Thanks for the feedback! and thanks for the welcoming words!

On Nov 16, 2018 3:50 PM, "Simon Conseil" notifications@github.com wrote:

I never thought that the collecting albums step would be a bottleneck, but sigal was build for small/medium galleries, and as I'm quite happy with the current performance so I never really tried to optimize more. Do you have some numbers to get an idea of the performance in your case?

Also, as far as I remember, the collecting albums step is not reading the images. Almost all the processing is done in the multiprocessing loop (resizing images, creating thumbnails), and then the writing step can trigger some reads if some information is missing depending on the theme and settings.

So I certainly welcome efforts to improve the performance, though this must be balanced with the code complexity and speedup gain.

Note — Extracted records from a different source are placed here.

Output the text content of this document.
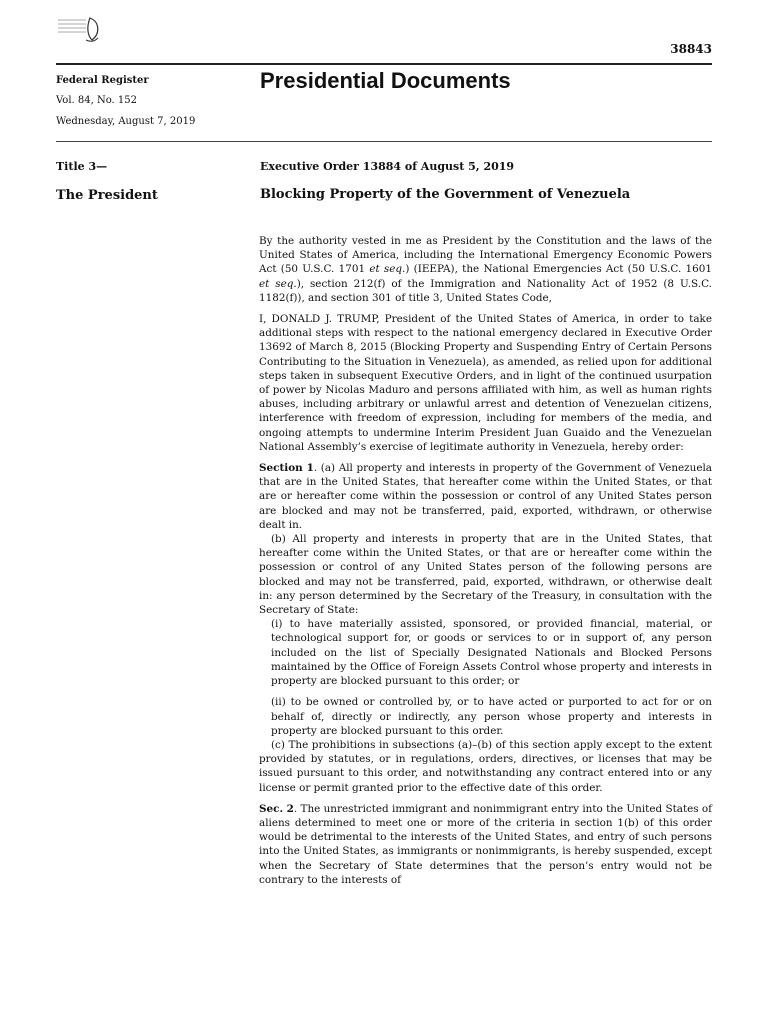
38843
Federal Register
Vol. 84, No. 152
Wednesday, August 7, 2019
Presidential Documents
Title 3—
The President
Executive Order 13884 of August 5, 2019
Blocking Property of the Government of Venezuela

By the authority vested in me as President by the Constitution and the laws of the United States of America, including the International Emergency Economic Powers Act (50 U.S.C. 1701 et seq.) (IEEPA), the National Emergencies Act (50 U.S.C. 1601 et seq.), section 212(f) of the Immigration and Nationality Act of 1952 (8 U.S.C. 1182(f)), and section 301 of title 3, United States Code,

I, DONALD J. TRUMP, President of the United States of America, in order to take additional steps with respect to the national emergency declared in Executive Order 13692 of March 8, 2015 (Blocking Property and Suspending Entry of Certain Persons Contributing to the Situation in Venezuela), as amended, as relied upon for additional steps taken in subsequent Executive Orders, and in light of the continued usurpation of power by Nicolas Maduro and persons affiliated with him, as well as human rights abuses, including arbitrary or unlawful arrest and detention of Venezuelan citizens, interference with freedom of expression, including for members of the media, and ongoing attempts to undermine Interim President Juan Guaido and the Venezuelan National Assembly’s exercise of legitimate authority in Venezuela, hereby order:

Section 1. (a) All property and interests in property of the Government of Venezuela that are in the United States, that hereafter come within the United States, or that are or hereafter come within the possession or control of any United States person are blocked and may not be transferred, paid, exported, withdrawn, or otherwise dealt in.

(b) All property and interests in property that are in the United States, that hereafter come within the United States, or that are or hereafter come within the possession or control of any United States person of the following persons are blocked and may not be transferred, paid, exported, withdrawn, or otherwise dealt in: any person determined by the Secretary of the Treasury, in consultation with the Secretary of State:

(i) to have materially assisted, sponsored, or provided financial, material, or technological support for, or goods or services to or in support of, any person included on the list of Specially Designated Nationals and Blocked Persons maintained by the Office of Foreign Assets Control whose property and interests in property are blocked pursuant to this order; or

(ii) to be owned or controlled by, or to have acted or purported to act for or on behalf of, directly or indirectly, any person whose property and interests in property are blocked pursuant to this order.

(c) The prohibitions in subsections (a)–(b) of this section apply except to the extent provided by statutes, or in regulations, orders, directives, or licenses that may be issued pursuant to this order, and notwithstanding any contract entered into or any license or permit granted prior to the effective date of this order.

Sec. 2. The unrestricted immigrant and nonimmigrant entry into the United States of aliens determined to meet one or more of the criteria in section 1(b) of this order would be detrimental to the interests of the United States, and entry of such persons into the United States, as immigrants or nonimmigrants, is hereby suspended, except when the Secretary of State determines that the person’s entry would not be contrary to the interests of
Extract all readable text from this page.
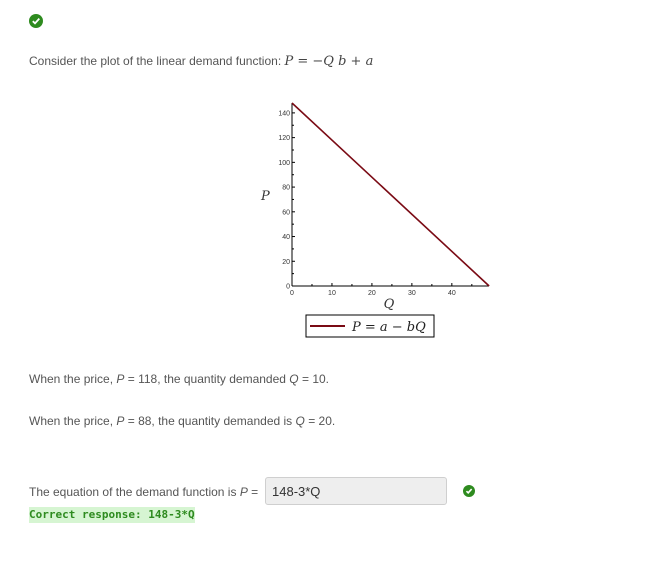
Consider the plot of the linear demand function: P = −Q b + a
P
0
20
40
60
80
100
120
140
0	10	20	30	40
Q
P = a − bQ
When the price, P = 118, the quantity demanded Q = 10.
When the price, P = 88, the quantity demanded is Q = 20.
The equation of the demand function is P =
148-3*Q
Correct response: 148-3*Q
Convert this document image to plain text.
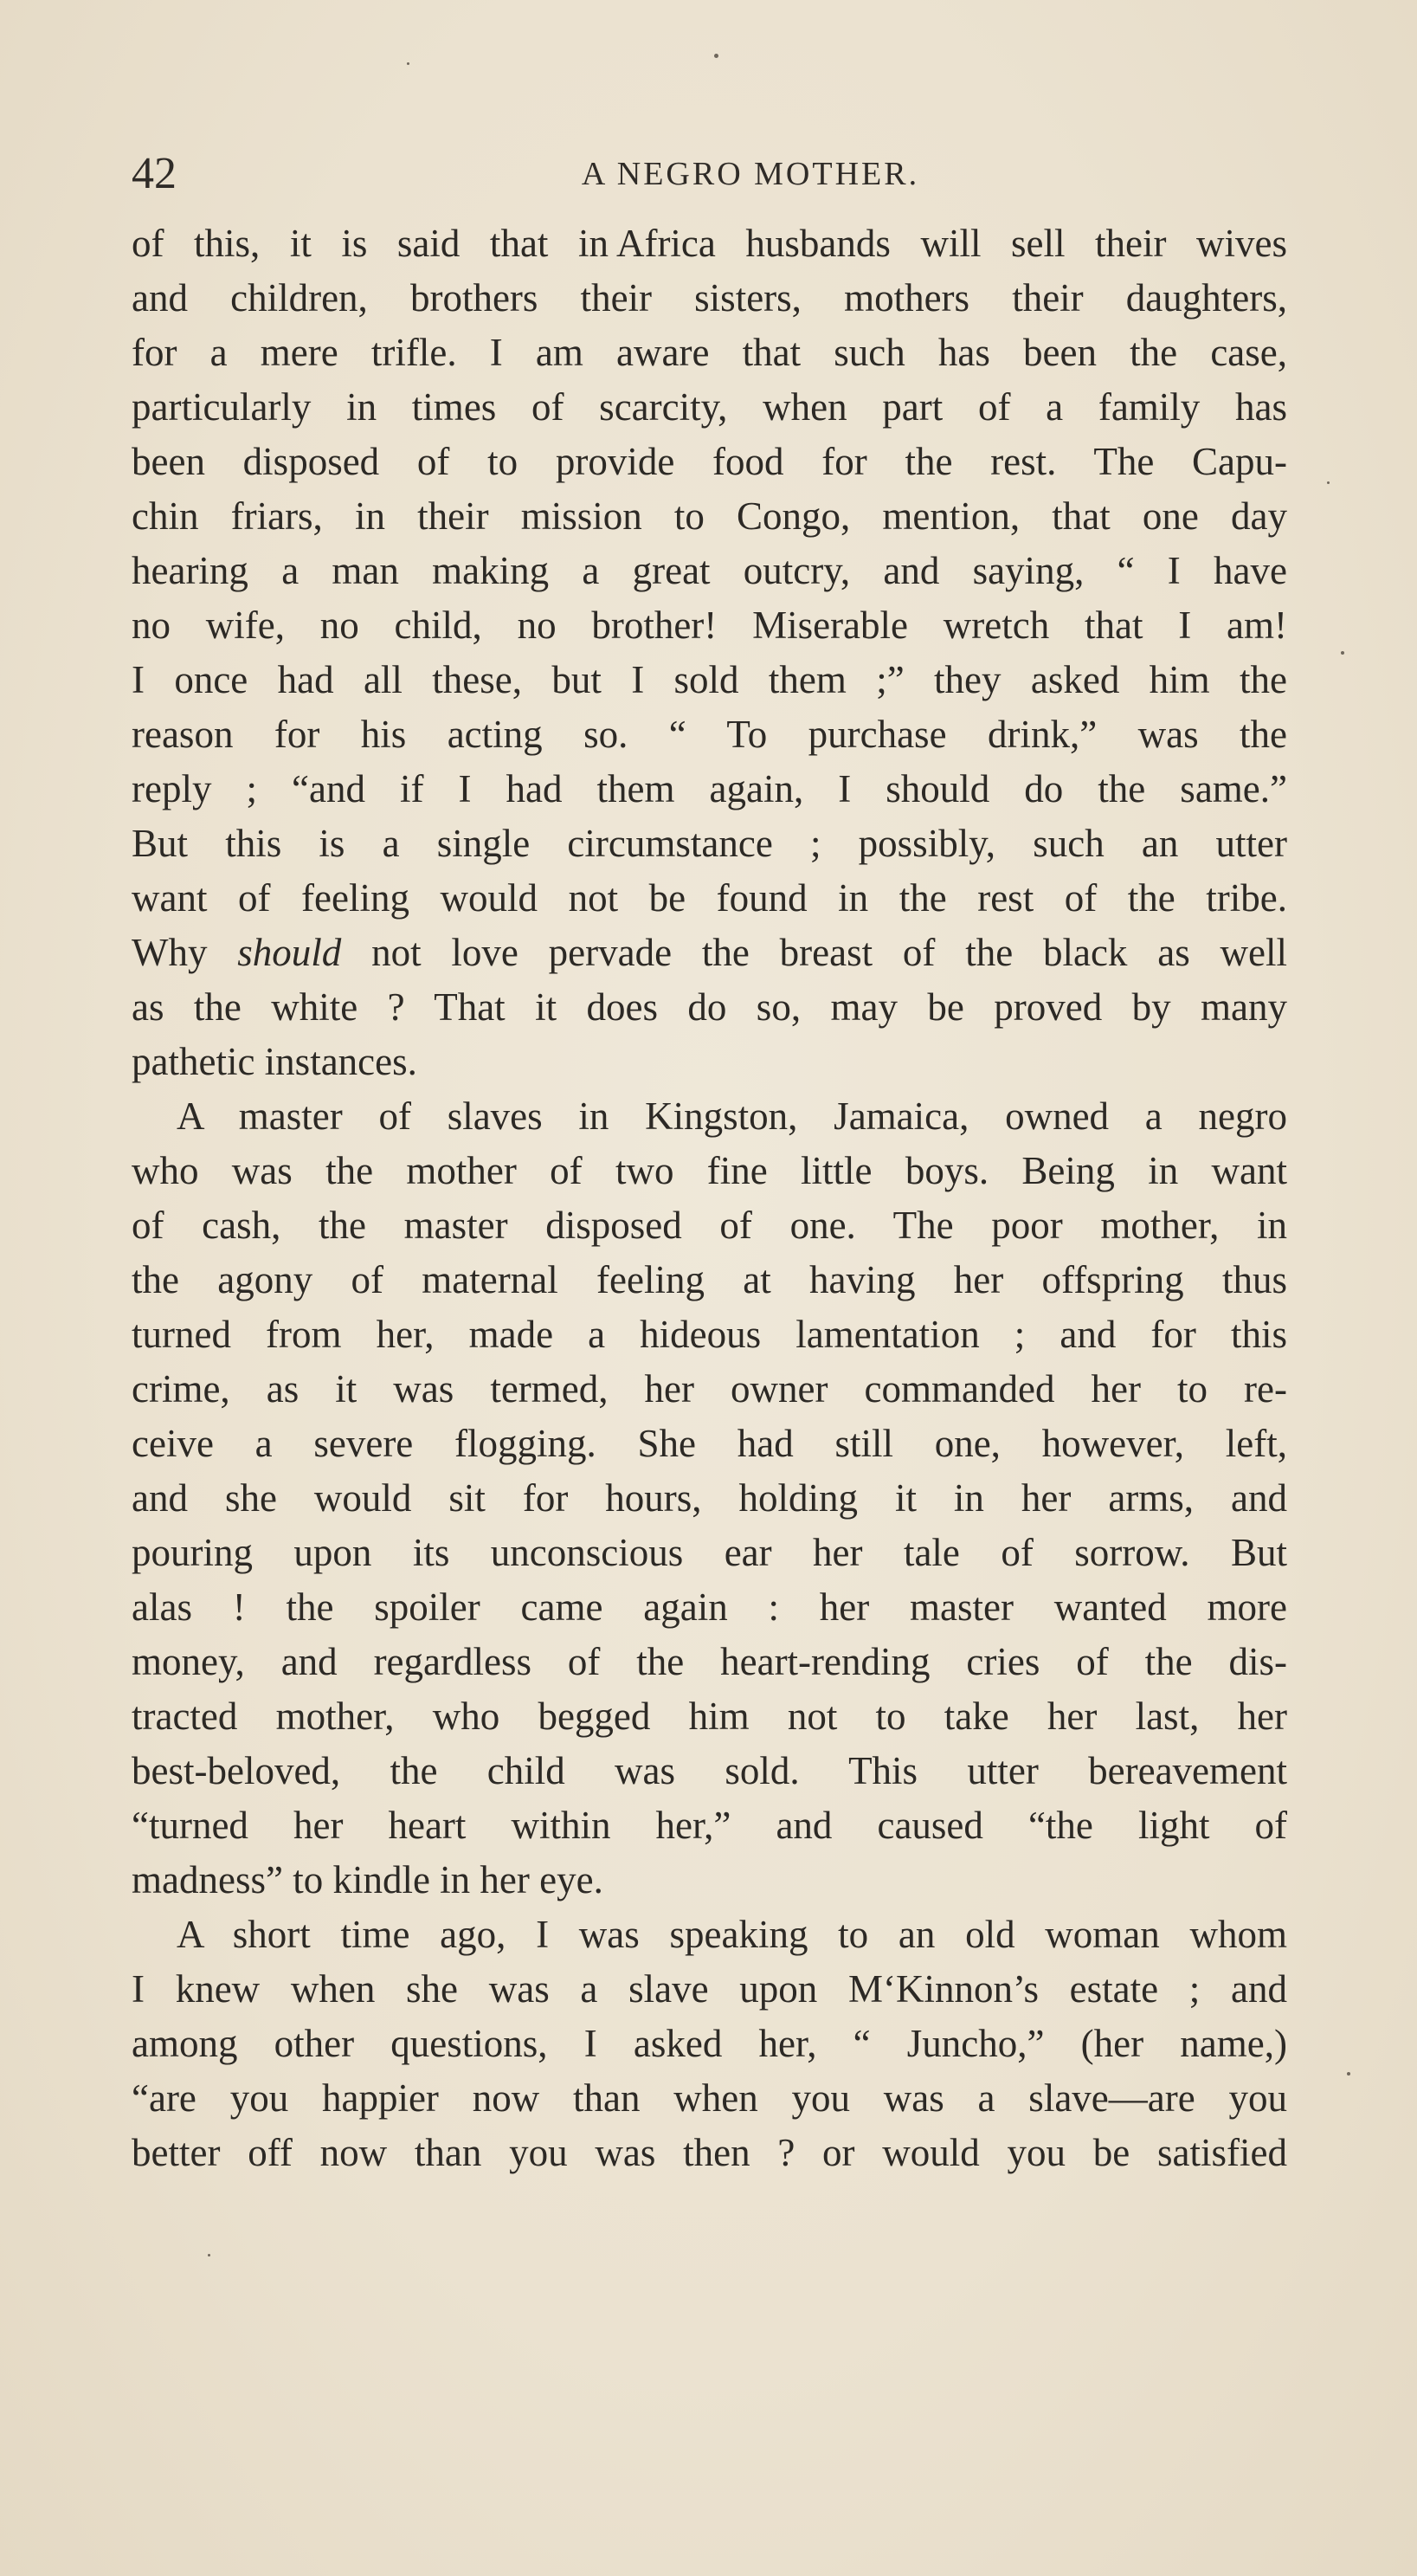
42	A NEGRO MOTHER.
of this, it is said that in Africa husbands will sell their wives
and children, brothers their sisters, mothers their daughters,
for a mere trifle. I am aware that such has been the case,
particularly in times of scarcity, when part of a family has
been disposed of to provide food for the rest. The Capu-
chin friars, in their mission to Congo, mention, that one day
hearing a man making a great outcry, and saying, “ I have
no wife, no child, no brother! Miserable wretch that I am!
I once had all these, but I sold them ;” they asked him the
reason for his acting so. “ To purchase drink,” was the
reply ; “and if I had them again, I should do the same.”
But this is a single circumstance ; possibly, such an utter
want of feeling would not be found in the rest of the tribe.
Why should not love pervade the breast of the black as well
as the white ? That it does do so, may be proved by many
pathetic instances.
A master of slaves in Kingston, Jamaica, owned a negro
who was the mother of two fine little boys. Being in want
of cash, the master disposed of one. The poor mother, in
the agony of maternal feeling at having her offspring thus
turned from her, made a hideous lamentation ; and for this
crime, as it was termed, her owner commanded her to re-
ceive a severe flogging. She had still one, however, left,
and she would sit for hours, holding it in her arms, and
pouring upon its unconscious ear her tale of sorrow. But
alas ! the spoiler came again : her master wanted more
money, and regardless of the heart-rending cries of the dis-
tracted mother, who begged him not to take her last, her
best-beloved, the child was sold. This utter bereavement
“turned her heart within her,” and caused “the light of
madness” to kindle in her eye.
A short time ago, I was speaking to an old woman whom
I knew when she was a slave upon M‘Kinnon’s estate ; and
among other questions, I asked her, “ Juncho,” (her name,)
“are you happier now than when you was a slave—are you
better off now than you was then ? or would you be satisfied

— You are receiving this because you authored the thread. Reply to this email directly, view it on GitHub https://github.com/saimn/sigal/issues/353#issuecomment-439563059, or mute the thread https://github.com/notifications/unsubscribe-auth/ABQlkLPx9vZ-tpv4sCw3zlaV9ZOD4VO3ks5uv09AgaJpZM4YfY2E .

Glandos commented 5 years ago

I met this issue. The collection of metadata is heavy. See https://github.com/saimn/sigal/blob/master/sigal/gallery.py#L192

@thorsummoner Try to put a return just before the try block. You will miss every metadata, but it should be way faster.

If you have a .md file for each media, you shouldn't experienced this. But otherwise, it reads IPTC data, and Pillow read the entire image in memory to do that, which is really expensive.

I tried to find a lightweight parser, but didn't find any for now. Maybe sigal should provide a switch for skipping IPTC data in the meantime.

Note that the performance hit could also be caused by something else…

saimn commented 5 years ago

Good catch @Glandos , I forgot about this change. We could probably just add a setting to deactivate this.